I am having problems trying to parallelize a for loop and hoping to get some help. The code is as follow:

int main()
{
  // some parameters declaration

  ROOT::EnableThreadSafety();
  int nthreads = 1;
  ROOT::EnableImplicitMT(nthreads);
  #pragma omp parallel for
  for (uint64_t entry = 0; entry < nentries; entry++)
  {
    int event_status = processedEvent.findNextEvent(entry);
    if (event_status == 0)
      // do some stuff
  }
}

where the findNextEvent() function belongs in another class and looks like this

int findNextEvent(uint64_t entry)
{
  mytree->GetEntry(entry);
  // check some variables associated with this event and return 0 or 1
}

With this current setup, I’m getting the following messages:


 *** Break *** segmentation violation

 *** Break *** segmentation violation
Error in <TTreeCache::FillBuffer>: Inconsistency: fCurrentClusterStart=2568916 fEntryCurrent=2568916 fNextClusterStart=2935904 but fEntryCurrent should not be in between the two

 *** Break *** segmentation violation

 *** Break *** segmentation violation

 *** Break *** segmentation violation

 *** Break *** segmentation violation

 *** Break *** segmentation violation

 *** Break *** segmentation violation

 *** Break *** segmentation violation

 *** Break *** segmentation violation
[/usr/lib/system/libsystem_platform.dylib][/usr/lib/system/libsystem_platform.dylib] _sigtramp (no debug info)

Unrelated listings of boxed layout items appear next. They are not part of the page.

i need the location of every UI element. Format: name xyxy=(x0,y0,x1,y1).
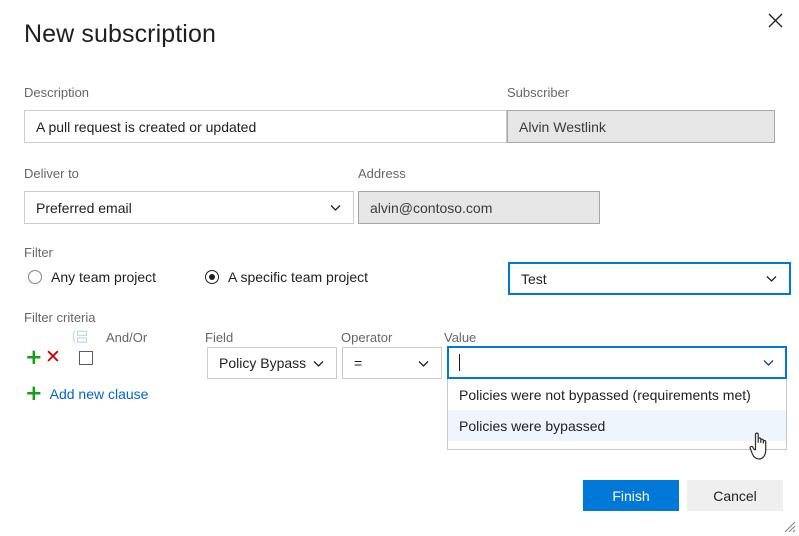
clause-grouping-icon xyxy=(72,330,88,344)
radio-indicator xyxy=(205,270,219,284)
chevron-down-icon xyxy=(417,357,430,370)
filter-label: Filter xyxy=(24,245,53,260)
add-new-clause-button[interactable]: + Add new clause xyxy=(25,383,148,404)
address-input: alvin@contoso.com xyxy=(358,191,600,224)
description-label: Description xyxy=(24,85,89,100)
column-header-value: Value xyxy=(444,330,476,345)
new-subscription-dialog: New subscription Description A pull requ… xyxy=(0,0,799,536)
dropdown-option[interactable]: Policies were bypassed xyxy=(448,410,786,441)
address-label: Address xyxy=(358,166,406,181)
delete-row-x-icon[interactable]: ✕ xyxy=(45,348,61,367)
subscriber-label: Subscriber xyxy=(507,85,569,100)
team-project-value: Test xyxy=(521,271,759,287)
add-new-clause-label: Add new clause xyxy=(50,386,149,402)
value-dropdown-list[interactable]: Policies were not bypassed (requirements… xyxy=(447,379,787,450)
radio-specific-team-project[interactable]: A specific team project xyxy=(205,269,368,285)
dropdown-option[interactable]: Policies were not bypassed (requirements… xyxy=(448,379,786,410)
finish-button[interactable]: Finish xyxy=(583,480,679,511)
description-input[interactable]: A pull request is created or updated xyxy=(24,110,507,143)
subscriber-input: Alvin Westlink xyxy=(507,110,775,143)
deliver-to-value: Preferred email xyxy=(36,200,323,216)
operator-select[interactable]: = xyxy=(342,347,442,379)
team-project-select[interactable]: Test xyxy=(508,262,791,295)
field-value: Policy Bypass xyxy=(219,355,306,371)
radio-any-team-project[interactable]: Any team project xyxy=(28,269,156,285)
chevron-down-icon[interactable] xyxy=(762,356,775,369)
column-header-and-or: And/Or xyxy=(106,330,147,345)
column-header-operator: Operator xyxy=(341,330,392,345)
close-icon xyxy=(768,13,783,28)
resize-grip-icon[interactable] xyxy=(782,519,796,533)
add-row-plus-icon[interactable]: + xyxy=(25,347,43,368)
chevron-down-icon xyxy=(765,272,778,285)
radio-label: Any team project xyxy=(51,269,156,285)
text-caret xyxy=(459,354,460,371)
chevron-down-icon xyxy=(312,357,325,370)
operator-value: = xyxy=(354,355,411,371)
radio-indicator xyxy=(28,270,42,284)
deliver-to-select[interactable]: Preferred email xyxy=(24,191,354,224)
chevron-down-icon xyxy=(329,201,342,214)
value-combobox[interactable] xyxy=(447,346,787,379)
column-header-field: Field xyxy=(205,330,233,345)
radio-label: A specific team project xyxy=(228,269,368,285)
clause-group-checkbox[interactable] xyxy=(79,351,93,365)
plus-icon: + xyxy=(25,383,43,404)
filter-criteria-label: Filter criteria xyxy=(24,310,96,325)
close-button[interactable] xyxy=(759,5,791,35)
page-title: New subscription xyxy=(24,20,216,49)
field-select[interactable]: Policy Bypass xyxy=(207,347,337,379)
cancel-button[interactable]: Cancel xyxy=(687,480,783,511)
deliver-to-label: Deliver to xyxy=(24,166,79,181)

At this point, I am confident that the main cause of this issue is the GetEntry() function as everything else is thread-safe.

Hi @Pete,

ROOT::EnableThreadSafety() and/or ROOT::EnableImplicitMT() should enable thread-safety (IIUC, employing locks for non-parallel sections). This, most likely should work also for OpenMP, but I think it still depends on the OMP implemention.

@pcanal Any ideas / thoughts?

Cheers,
J.

TTree::GetEntry is explicitly not thread-safe. In addition to updating the internal state of TTree it write user data into the a given address for each branch. The ‘only’ two thread mode supported by TTree is one TFile, one TTreeper thread and internal (implicit) multi-thread (whereGetEntry` uses multiple thread to speed up the reading of a single entry).

The best bet to leverage many cores when reading/processing a TTree is to use RDataFrame.